By far the majority of the migrants are men, mainly from Somalia, Sudan, Iran, Iraq and Eritrea.
"In my view, this is above all an operation to give people a safe haven. The migrants are living in this forested area in extremely difficult conditions," Le Franc said.
"It was important to get the migrants out before... the winter period," he added.
Northern France has long been a magnet for people seeking to smuggle themselves to Britain in small boats or in one of the tens of thousands of trucks and cars that cross over daily on ferries and trains.
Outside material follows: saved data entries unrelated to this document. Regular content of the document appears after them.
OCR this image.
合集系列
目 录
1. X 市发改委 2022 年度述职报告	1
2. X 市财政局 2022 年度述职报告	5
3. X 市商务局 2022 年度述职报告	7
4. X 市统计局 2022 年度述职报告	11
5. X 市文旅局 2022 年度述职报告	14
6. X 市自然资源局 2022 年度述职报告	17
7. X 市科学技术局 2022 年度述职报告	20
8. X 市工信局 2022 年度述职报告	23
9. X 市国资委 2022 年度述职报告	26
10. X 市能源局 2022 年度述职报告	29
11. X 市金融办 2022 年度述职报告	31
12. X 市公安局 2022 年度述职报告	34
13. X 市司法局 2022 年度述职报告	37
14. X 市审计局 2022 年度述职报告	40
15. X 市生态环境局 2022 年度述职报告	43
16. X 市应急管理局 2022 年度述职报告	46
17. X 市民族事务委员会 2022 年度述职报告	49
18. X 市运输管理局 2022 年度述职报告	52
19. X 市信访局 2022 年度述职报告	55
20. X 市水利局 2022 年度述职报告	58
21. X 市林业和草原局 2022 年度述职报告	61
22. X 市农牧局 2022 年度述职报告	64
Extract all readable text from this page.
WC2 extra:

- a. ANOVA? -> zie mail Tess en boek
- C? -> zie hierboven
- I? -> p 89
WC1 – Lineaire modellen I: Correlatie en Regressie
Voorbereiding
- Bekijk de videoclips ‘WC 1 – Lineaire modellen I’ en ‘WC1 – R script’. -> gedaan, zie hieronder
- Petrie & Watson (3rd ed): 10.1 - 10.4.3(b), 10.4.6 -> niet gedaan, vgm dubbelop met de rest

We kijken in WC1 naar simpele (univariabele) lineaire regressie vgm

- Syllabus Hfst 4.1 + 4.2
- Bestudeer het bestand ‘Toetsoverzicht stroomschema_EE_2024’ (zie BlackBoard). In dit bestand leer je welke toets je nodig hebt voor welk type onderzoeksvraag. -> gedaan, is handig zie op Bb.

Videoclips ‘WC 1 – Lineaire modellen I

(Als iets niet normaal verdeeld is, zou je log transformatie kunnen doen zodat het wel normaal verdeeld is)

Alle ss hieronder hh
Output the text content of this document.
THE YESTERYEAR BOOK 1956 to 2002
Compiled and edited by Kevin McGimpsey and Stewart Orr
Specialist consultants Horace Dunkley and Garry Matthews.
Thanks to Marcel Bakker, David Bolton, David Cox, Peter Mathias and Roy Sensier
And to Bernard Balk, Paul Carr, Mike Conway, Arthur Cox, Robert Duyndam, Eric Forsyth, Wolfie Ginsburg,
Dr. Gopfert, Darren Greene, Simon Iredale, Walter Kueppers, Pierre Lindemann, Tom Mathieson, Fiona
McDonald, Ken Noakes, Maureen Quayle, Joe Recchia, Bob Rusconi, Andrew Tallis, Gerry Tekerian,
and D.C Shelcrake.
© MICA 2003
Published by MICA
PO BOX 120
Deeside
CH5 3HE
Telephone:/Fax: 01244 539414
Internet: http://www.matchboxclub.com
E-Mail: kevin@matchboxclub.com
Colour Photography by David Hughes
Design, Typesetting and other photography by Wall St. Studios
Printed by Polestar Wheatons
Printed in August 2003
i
In August, a Sudanese teenager drowned while trying to reach Britain with a friend in an inflatable boat.
French authorities have vowed to avoid a new incarnation of the Jungle -- which at one point held as many as 10,000 people -- but camps have continued to spring up as migrants flee war and poverty at home to seek a better life in Europe.
Rights groups have criticised police tactics, which include seizing migrants' tents and other belongings.
In December 2018, France's human rights ombudsman said migrants in northern France have been subjected to "unprecedented" violations of their basic rights.
As Tuesday's evacuation was under way, migrants queued for buses grouped by nationality, as tents, duvets, blankets, shoes and clothes were left behind in the undergrowth.
"Our goal is also to fight actively against smugglers" and "the exploitation of human misery," Le Franc said.
Rights associations said the operation was pointless.
Maya Konforti of the Auberge des Migrants (Migrants' Hostel) group said the evacuated foreigners would be back "within days".
"We spend a lot of money to move dozens of people in buses... but it serves absolutely no purpose. It's messaging, nothing else," she said.
The migrants know that few of them qualify for asylum in France, and believing that "England is their last chance" will continue trying to get there at all costs, Konforti said.
Yolaine Bernard of the Salam association said many had escaped Tuesday's roundup, and will now wander the streets of Calais "without a blanket, without a tent. They no longer have anything, no more clothes."
The government estimates that about 1,000 migrants live around Calais, while support groups say the number is closer to 1,500.
The Anafe migrant assistance group on Tuesday issued a report denouncing alleged rights violations on France's borders, including officials preventing newcomers from filing asylum claims.